A good way to factor in your profit goal is to think about how much additional money do you need to build the exact same race again — if all your prices and expenses were the same.
Take that number, and add it to your total expenses for this race.
Subtract your break-even goal.
That is your Race’s Profit Goal, and Sales Goal #2
Now think about doing ten (10) of these races in a year (for example, you can change this number depending on how many you actually want your business to promote in a year).
Multiply your Profit Goal by a total number of races you are going to do in one year, which in this example is ten (10).
This is the Annual Profit Goal of your business.
Profit Margins can be computed either race to race, or for the entire year.
If you can produce and promote a certain number of races a year, your overall all profit earned, minus your overall expenses, will provide you with a Profit Margin for the year.

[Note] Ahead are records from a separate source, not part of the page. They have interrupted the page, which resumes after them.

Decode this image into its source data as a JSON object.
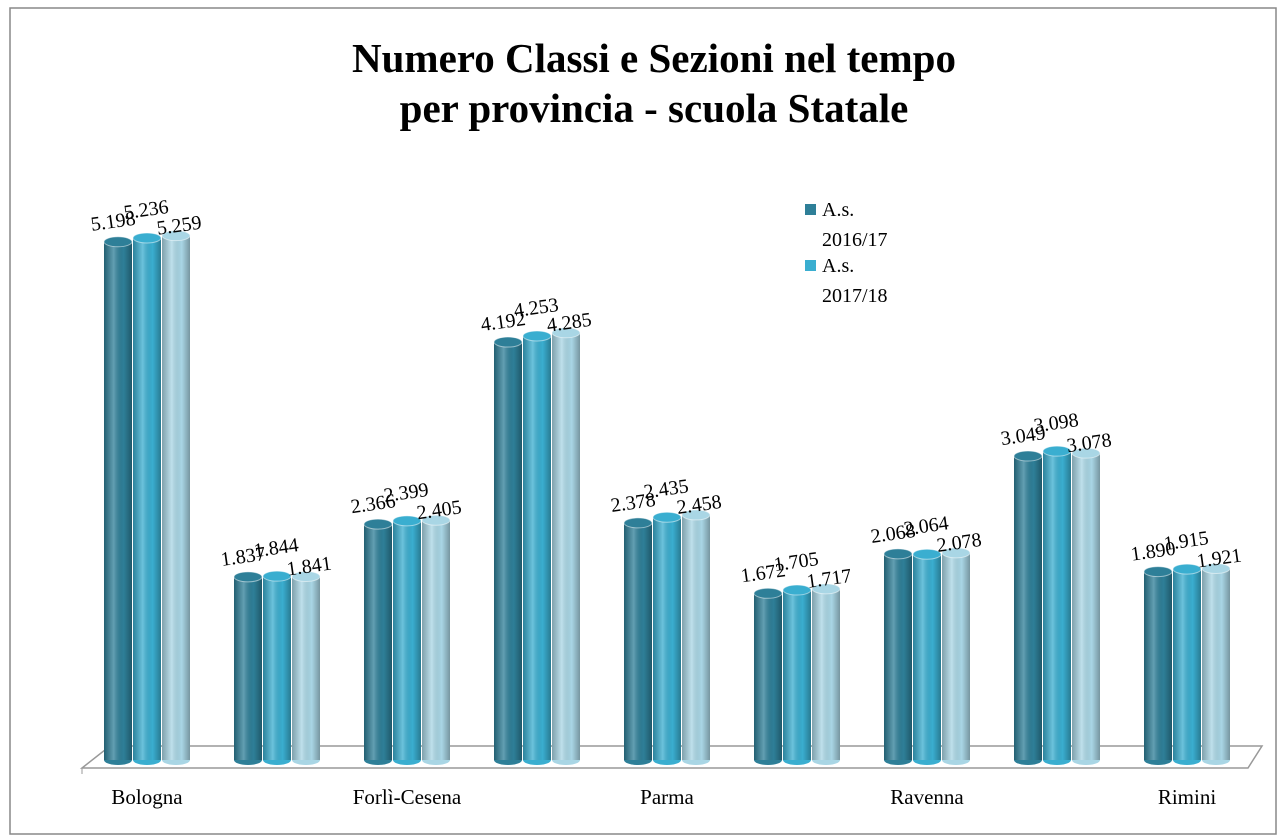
{
  "chart_data": {
    "type": "bar",
    "title": [
      "Numero Classi e Sezioni nel tempo",
      "per provincia - scuola Statale"
    ],
    "categories": [
      "Bologna",
      null,
      "Forlì-Cesena",
      null,
      "Parma",
      null,
      "Ravenna",
      null,
      "Rimini"
    ],
    "series": [
      {
        "name": "A.s. 2016/17",
        "color": "#2e7f98",
        "values": [
          5198,
          1837,
          2366,
          4192,
          2378,
          1672,
          2068,
          3049,
          1890
        ],
        "value_labels": [
          "5.198",
          "1.837",
          "2.366",
          "4.192",
          "2.378",
          "1.672",
          "2.068",
          "3.049",
          "1.890"
        ]
      },
      {
        "name": "A.s. 2017/18",
        "color": "#3aaed0",
        "values": [
          5236,
          1844,
          2399,
          4253,
          2435,
          1705,
          2064,
          3098,
          1915
        ],
        "value_labels": [
          "5.236",
          "1.844",
          "2.399",
          "4.253",
          "2.435",
          "1.705",
          "2.064",
          "3.098",
          "1.915"
        ]
      },
      {
        "name": null,
        "color": "#a9d6e5",
        "values": [
          5259,
          1841,
          2405,
          4285,
          2458,
          1717,
          2078,
          3078,
          1921
        ],
        "value_labels": [
          "5.259",
          "1.841",
          "2.405",
          "4.285",
          "2.458",
          "1.717",
          "2.078",
          "3.078",
          "1.921"
        ]
      }
    ]
  }
}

Why is a Profit Margin important?
For two reasons.
First, it gives you a target to aim for in the following year. It acts as a barometer to how good or poor you are doing compared to the year before.
The measurement can help you see problems before they appear, and give you some early warning regarding revenue (earnings).
If your profit margin is slipping, you could add another race to your calendar. However, if it is growing, you might be able to buy something for your company that you couldn’t before.
Maybe a trailer, or a new timing system, or just go on vacation with your family.
It’s your money. So long as your account for it (and pay your taxes on it), you can do just about anything you want with it.
The second thing it does is give you insight into growth.
Are your races getting bigger and bigger? Maybe you need to expand your reach or increase your prices.
Are your margins flat? Maybe you need to try new venues or decrease your prices.
Whatever the result, the point is to have a metric that you can use to make intelligent business decisions.
If you do not measure anything, how can you know if you succeeded?
That is why you create targets.
You owe it to yourself, and to your racing business, to always be relentlessly measuring everything you do.